A Norm-Chatbot: Local LLM-Vision with Vision-based RAG for Complex Production Documents and Task-Specific Responses

Michael Sahl Lystbæk, Ulrik Sahl Lystbæk

Abstract:

  Large language models (LLMs) have a significant impact on the development of applied solutions for industrial purposes, with their general knowledge capabilities supporting more autonomous work processes. The weights learned from these extensively trained models provide the backbone for fine-tuning and retrieval-augmented generation (RAG) of LLMs, allowing them to address specific work-task operations in unique enterprise contexts. In this study, a locally running vision-based LLM framework is proposed, including custom vision-based RAG and a business-oriented evaluation method for handling sensitive core business documents. This approach enhances data privacy and prevents leakage of sensitive data. The LLM adapts core enterprise knowledge from in-house data spaces using affordable computational resources. Our proposed norm-chatbot for enterprise LLM data processing runs on a commercial Nvidia RTX 4070Ti GPU processor in an offline environment. A RAG vision technique is applied to handle complex document layouts by transforming them into image content, addressing the challenges that traditional text-based indexing and RAG methods face when documents consist of mixed data types such as text, tables, images illustrations, graphs, etc. The proposed framework uses RAG data processing with a PDF-to-image converter on top of an LLM vision model that embeds the images with textual information. The framework combines ColPali RAG tested with the LLAMA 3.2 11b Vision and LLAVA 1.6 models for highly semantic document processing, specifically for both descriptive and question answering (Q&A) tasks. From the study we found a clear trade-off between fast content generation and precision.

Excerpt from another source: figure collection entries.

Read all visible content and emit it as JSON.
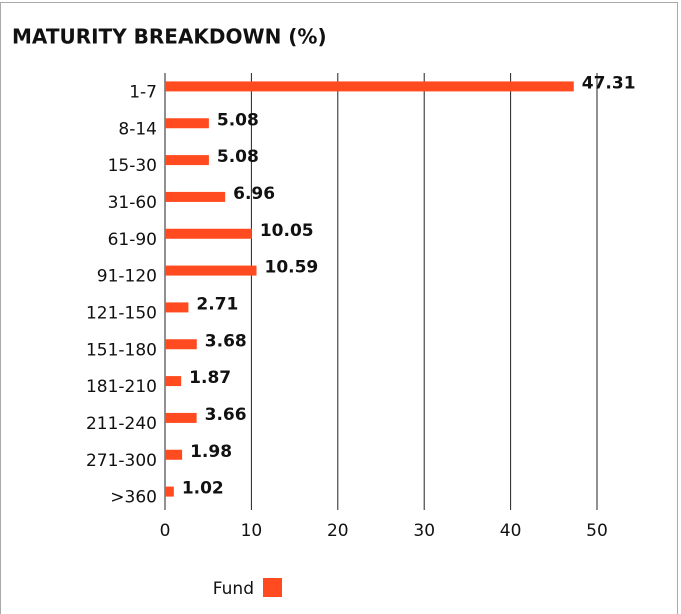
{
  "chart_data": {
    "type": "hbar",
    "title": "MATURITY BREAKDOWN (%)",
    "categories": [
      "1-7",
      "8-14",
      "15-30",
      "31-60",
      "61-90",
      "91-120",
      "121-150",
      "151-180",
      "181-210",
      "211-240",
      "271-300",
      ">360"
    ],
    "series": [
      {
        "name": "Fund",
        "color": "#ff4b1f",
        "values": [
          47.31,
          5.08,
          5.08,
          6.96,
          10.05,
          10.59,
          2.71,
          3.68,
          1.87,
          3.66,
          1.98,
          1.02
        ]
      }
    ],
    "xlim": [
      0,
      50
    ],
    "xticks": [
      0,
      10,
      20,
      30,
      40,
      50
    ],
    "grid": true,
    "legend": "bottom"
  }
}
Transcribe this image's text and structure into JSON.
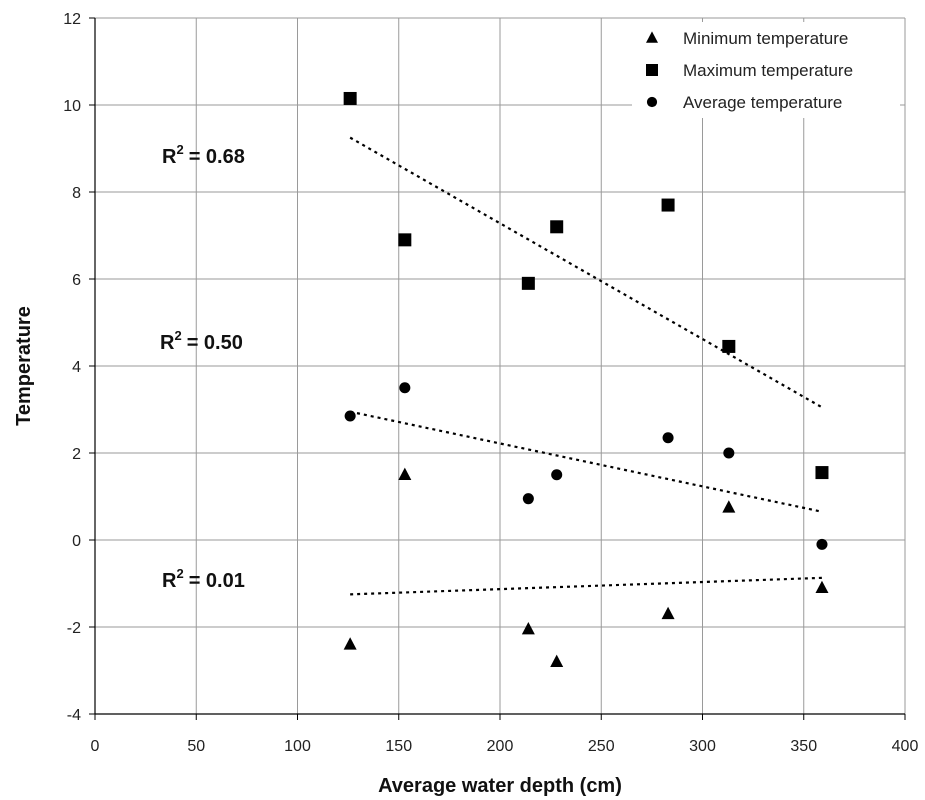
{
  "chart_data": {
    "type": "scatter",
    "xlabel": "Average water depth (cm)",
    "ylabel": "Temperature",
    "xlim": [
      0,
      400
    ],
    "ylim": [
      -4,
      12
    ],
    "xticks": [
      0,
      50,
      100,
      150,
      200,
      250,
      300,
      350,
      400
    ],
    "yticks": [
      -4,
      -2,
      0,
      2,
      4,
      6,
      8,
      10,
      12
    ],
    "grid": true,
    "legend_position": "top-right",
    "series": [
      {
        "name": "Minimum temperature",
        "marker": "triangle",
        "color": "#000000",
        "points": [
          [
            126,
            -2.4
          ],
          [
            153,
            1.5
          ],
          [
            214,
            -2.05
          ],
          [
            228,
            -2.8
          ],
          [
            283,
            -1.7
          ],
          [
            313,
            0.75
          ],
          [
            359,
            -1.1
          ]
        ],
        "trend": {
          "x": [
            126,
            359
          ],
          "y": [
            -1.25,
            -0.87
          ]
        }
      },
      {
        "name": "Maximum temperature",
        "marker": "square",
        "color": "#000000",
        "points": [
          [
            126,
            10.15
          ],
          [
            153,
            6.9
          ],
          [
            214,
            5.9
          ],
          [
            228,
            7.2
          ],
          [
            283,
            7.7
          ],
          [
            313,
            4.45
          ],
          [
            359,
            1.55
          ]
        ],
        "trend": {
          "x": [
            126,
            359
          ],
          "y": [
            9.25,
            3.05
          ]
        }
      },
      {
        "name": "Average temperature",
        "marker": "circle",
        "color": "#000000",
        "points": [
          [
            126,
            2.85
          ],
          [
            153,
            3.5
          ],
          [
            214,
            0.95
          ],
          [
            228,
            1.5
          ],
          [
            283,
            2.35
          ],
          [
            313,
            2.0
          ],
          [
            359,
            -0.1
          ]
        ],
        "trend": {
          "x": [
            126,
            359
          ],
          "y": [
            2.95,
            0.65
          ]
        }
      }
    ],
    "annotations": [
      {
        "id": "max",
        "label": "R",
        "sup": "2",
        "value": "= 0.68"
      },
      {
        "id": "avg",
        "label": "R",
        "sup": "2",
        "value": "= 0.50"
      },
      {
        "id": "min",
        "label": "R",
        "sup": "2",
        "value": "= 0.01"
      }
    ]
  }
}
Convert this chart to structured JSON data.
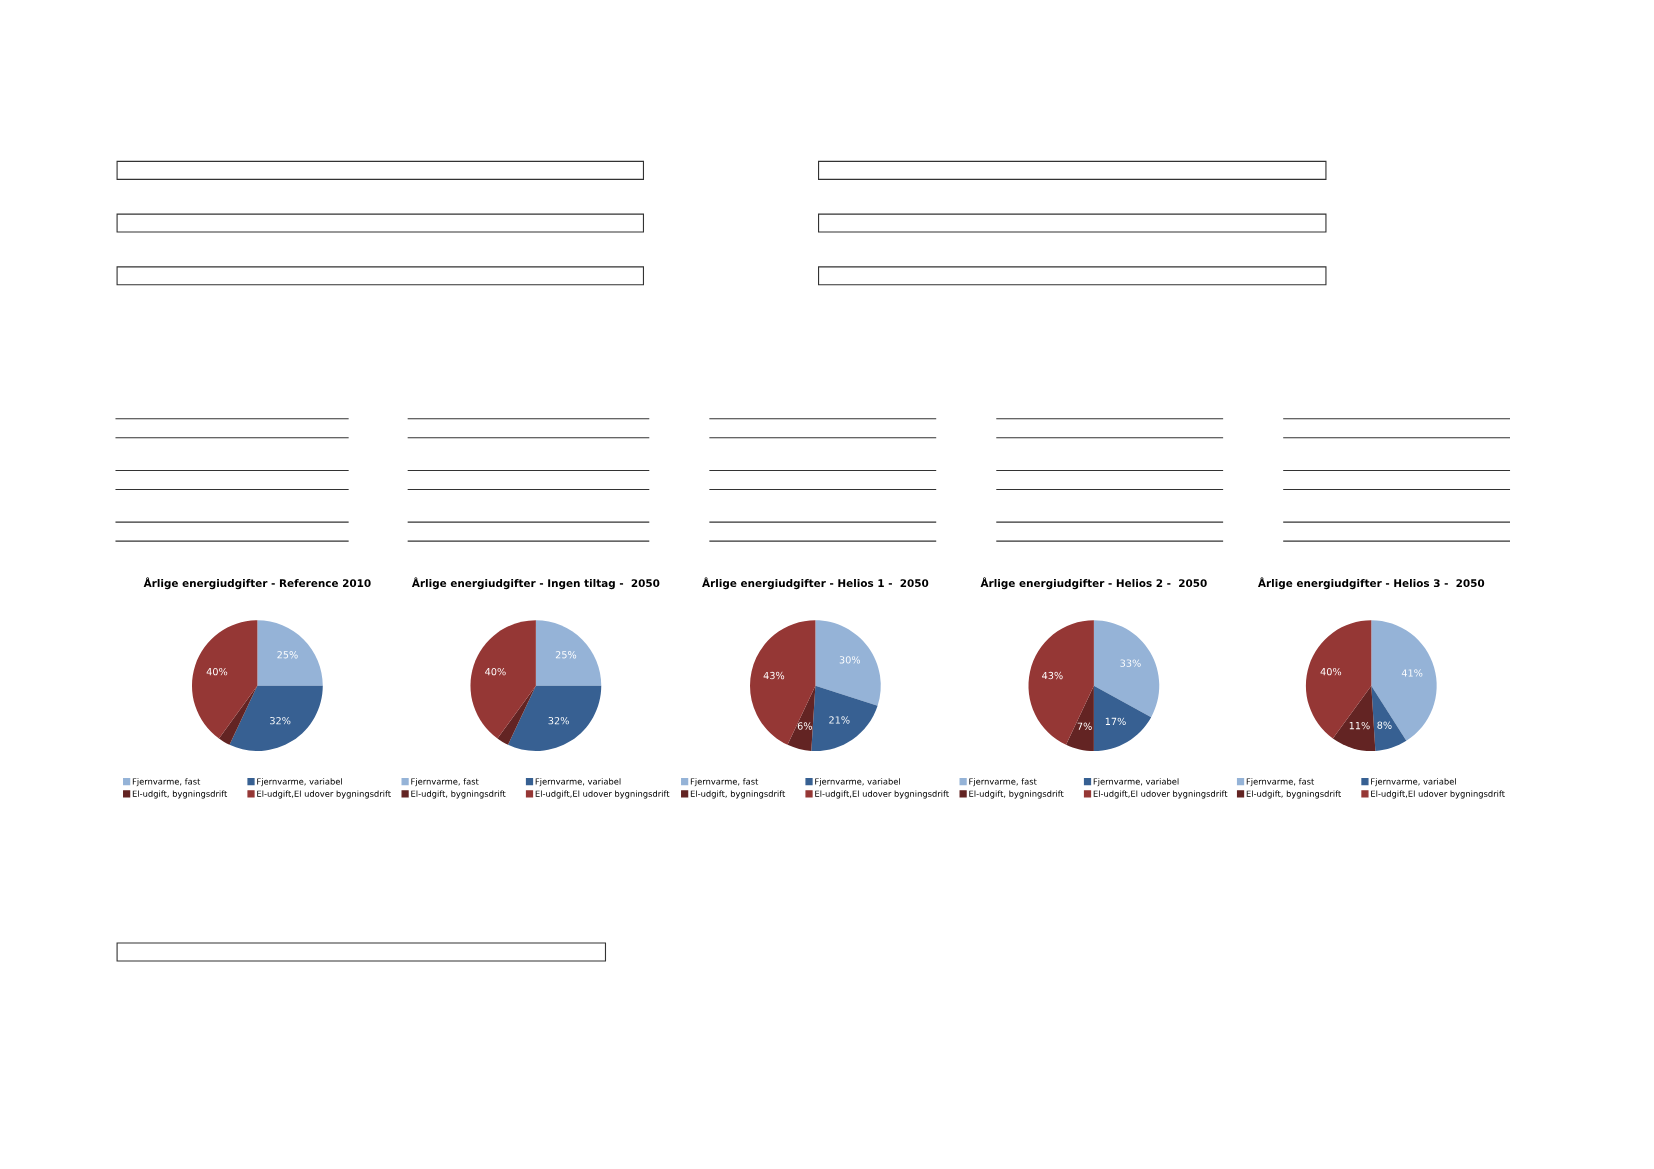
{
  "chart_data": [
    {
      "type": "pie",
      "title": "Årlige energiudgifter - Reference 2010",
      "categories": [
        "Fjernvarme, fast",
        "Fjernvarme, variabel",
        "El-udgift, bygningsdrift",
        "El-udgift,El udover bygningsdrift"
      ],
      "values": [
        25,
        32,
        3,
        40
      ],
      "colors": [
        "#95b3d7",
        "#376092",
        "#632423",
        "#953735"
      ],
      "value_labels": [
        "25%",
        "32%",
        null,
        "40%"
      ],
      "legend": "bottom"
    },
    {
      "type": "pie",
      "title": "Årlige energiudgifter - Ingen tiltag -  2050",
      "categories": [
        "Fjernvarme, fast",
        "Fjernvarme, variabel",
        "El-udgift, bygningsdrift",
        "El-udgift,El udover bygningsdrift"
      ],
      "values": [
        25,
        32,
        3,
        40
      ],
      "colors": [
        "#95b3d7",
        "#376092",
        "#632423",
        "#953735"
      ],
      "value_labels": [
        "25%",
        "32%",
        null,
        "40%"
      ],
      "legend": "bottom"
    },
    {
      "type": "pie",
      "title": "Årlige energiudgifter - Helios 1 -  2050",
      "categories": [
        "Fjernvarme, fast",
        "Fjernvarme, variabel",
        "El-udgift, bygningsdrift",
        "El-udgift,El udover bygningsdrift"
      ],
      "values": [
        30,
        21,
        6,
        43
      ],
      "colors": [
        "#95b3d7",
        "#376092",
        "#632423",
        "#953735"
      ],
      "value_labels": [
        "30%",
        "21%",
        "6%",
        "43%"
      ],
      "legend": "bottom"
    },
    {
      "type": "pie",
      "title": "Årlige energiudgifter - Helios 2 -  2050",
      "categories": [
        "Fjernvarme, fast",
        "Fjernvarme, variabel",
        "El-udgift, bygningsdrift",
        "El-udgift,El udover bygningsdrift"
      ],
      "values": [
        33,
        17,
        7,
        43
      ],
      "colors": [
        "#95b3d7",
        "#376092",
        "#632423",
        "#953735"
      ],
      "value_labels": [
        "33%",
        "17%",
        "7%",
        "43%"
      ],
      "legend": "bottom"
    },
    {
      "type": "pie",
      "title": "Årlige energiudgifter - Helios 3 -  2050",
      "categories": [
        "Fjernvarme, fast",
        "Fjernvarme, variabel",
        "El-udgift, bygningsdrift",
        "El-udgift,El udover bygningsdrift"
      ],
      "values": [
        41,
        8,
        11,
        40
      ],
      "colors": [
        "#95b3d7",
        "#376092",
        "#632423",
        "#953735"
      ],
      "value_labels": [
        "41%",
        "8%",
        "11%",
        "40%"
      ],
      "legend": "bottom"
    }
  ]
}
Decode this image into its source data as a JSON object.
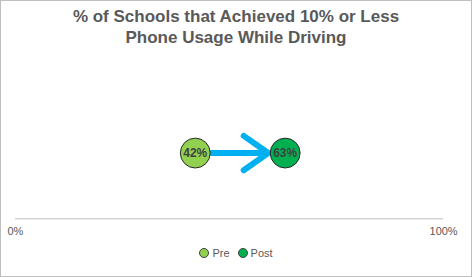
{
  "chart_data": {
    "type": "dot",
    "title": "% of Schools that Achieved 10% or Less Phone Usage While Driving",
    "series": [
      {
        "name": "Pre",
        "color": "#92d050",
        "values": [
          42
        ],
        "value_labels": [
          "42%"
        ]
      },
      {
        "name": "Post",
        "color": "#00b050",
        "values": [
          63
        ],
        "value_labels": [
          "63%"
        ]
      }
    ],
    "xlim": [
      0,
      100
    ],
    "xticks": [
      {
        "value": 0,
        "label": "0%"
      },
      {
        "value": 100,
        "label": "100%"
      }
    ],
    "tick_labels": "x",
    "data_labels": true,
    "legend": "bottom",
    "grid": false
  }
}
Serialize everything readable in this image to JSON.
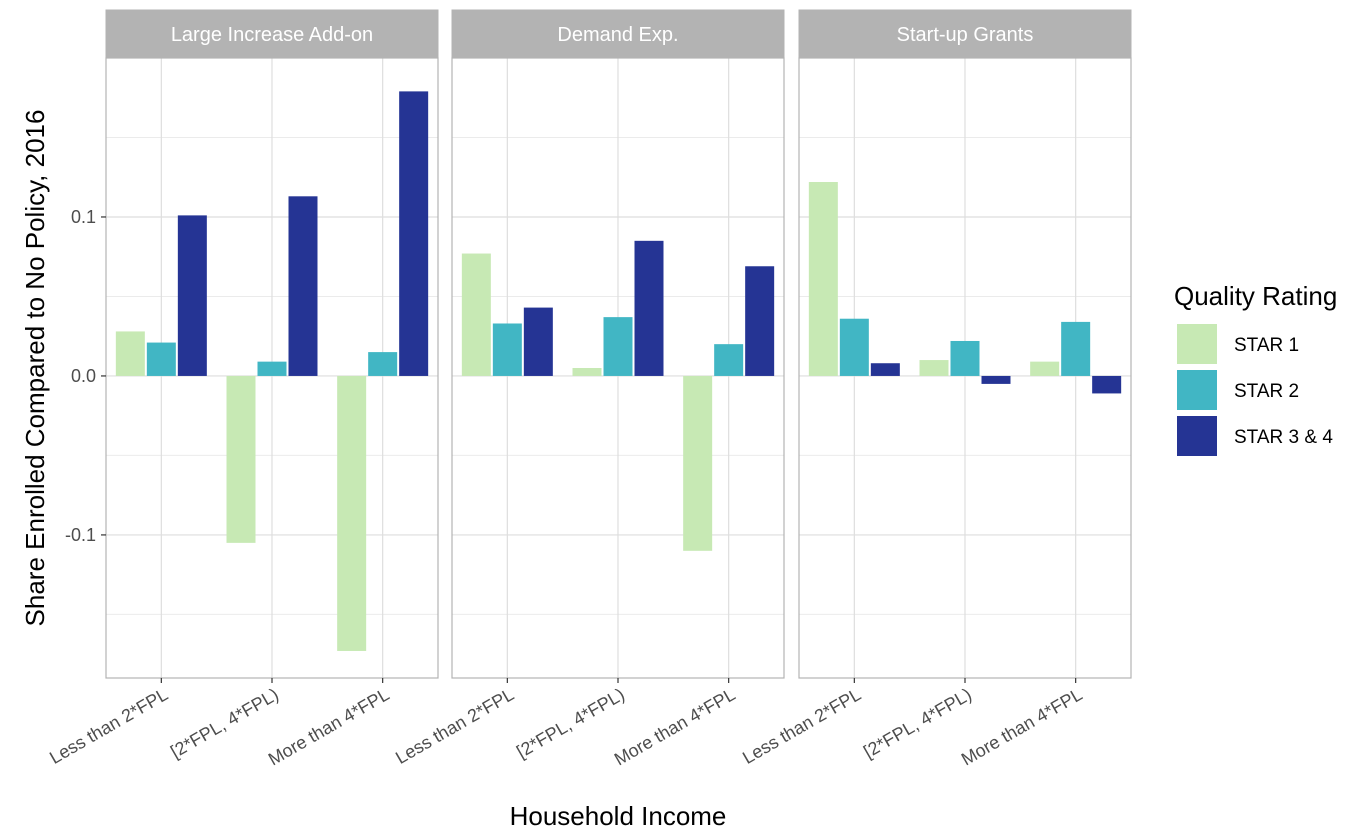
{
  "chart_data": {
    "type": "bar",
    "ylabel": "Share Enrolled Compared to No Policy, 2016",
    "xlabel": "Household Income",
    "ylim": [
      -0.19,
      0.2
    ],
    "yticks": [
      -0.1,
      0.0,
      0.1
    ],
    "ytick_labels": [
      "-0.1",
      "0.0",
      "0.1"
    ],
    "grid": true,
    "legend_position": "right",
    "legend": {
      "title": "Quality Rating",
      "items": [
        {
          "label": "STAR 1",
          "color": "#c7e9b4"
        },
        {
          "label": "STAR 2",
          "color": "#41b6c4"
        },
        {
          "label": "STAR 3 & 4",
          "color": "#253494"
        }
      ]
    },
    "categories": [
      "Less than 2*FPL",
      "[2*FPL, 4*FPL)",
      "More than 4*FPL"
    ],
    "panels": [
      {
        "title": "Large Increase Add-on",
        "series": [
          {
            "name": "STAR 1",
            "values": [
              0.028,
              -0.105,
              -0.173
            ]
          },
          {
            "name": "STAR 2",
            "values": [
              0.021,
              0.009,
              0.015
            ]
          },
          {
            "name": "STAR 3 & 4",
            "values": [
              0.101,
              0.113,
              0.179
            ]
          }
        ]
      },
      {
        "title": "Demand Exp.",
        "series": [
          {
            "name": "STAR 1",
            "values": [
              0.077,
              0.005,
              -0.11
            ]
          },
          {
            "name": "STAR 2",
            "values": [
              0.033,
              0.037,
              0.02
            ]
          },
          {
            "name": "STAR 3 & 4",
            "values": [
              0.043,
              0.085,
              0.069
            ]
          }
        ]
      },
      {
        "title": "Start-up Grants",
        "series": [
          {
            "name": "STAR 1",
            "values": [
              0.122,
              0.01,
              0.009
            ]
          },
          {
            "name": "STAR 2",
            "values": [
              0.036,
              0.022,
              0.034
            ]
          },
          {
            "name": "STAR 3 & 4",
            "values": [
              0.008,
              -0.005,
              -0.011
            ]
          }
        ]
      }
    ]
  }
}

However, the proposed framework shows promising results in generating contextual meaningful content in two different knowledge generation tasks for processing custom datasets of enterprise norms and a standard database to support tool development and operations in a Danish tool manufacturing company with a global customer segment.  

*** Title, author list and abstract as submitted during Camera-Ready version delivery. Small changes that may have occurred during processing by Springer may not appear in this window.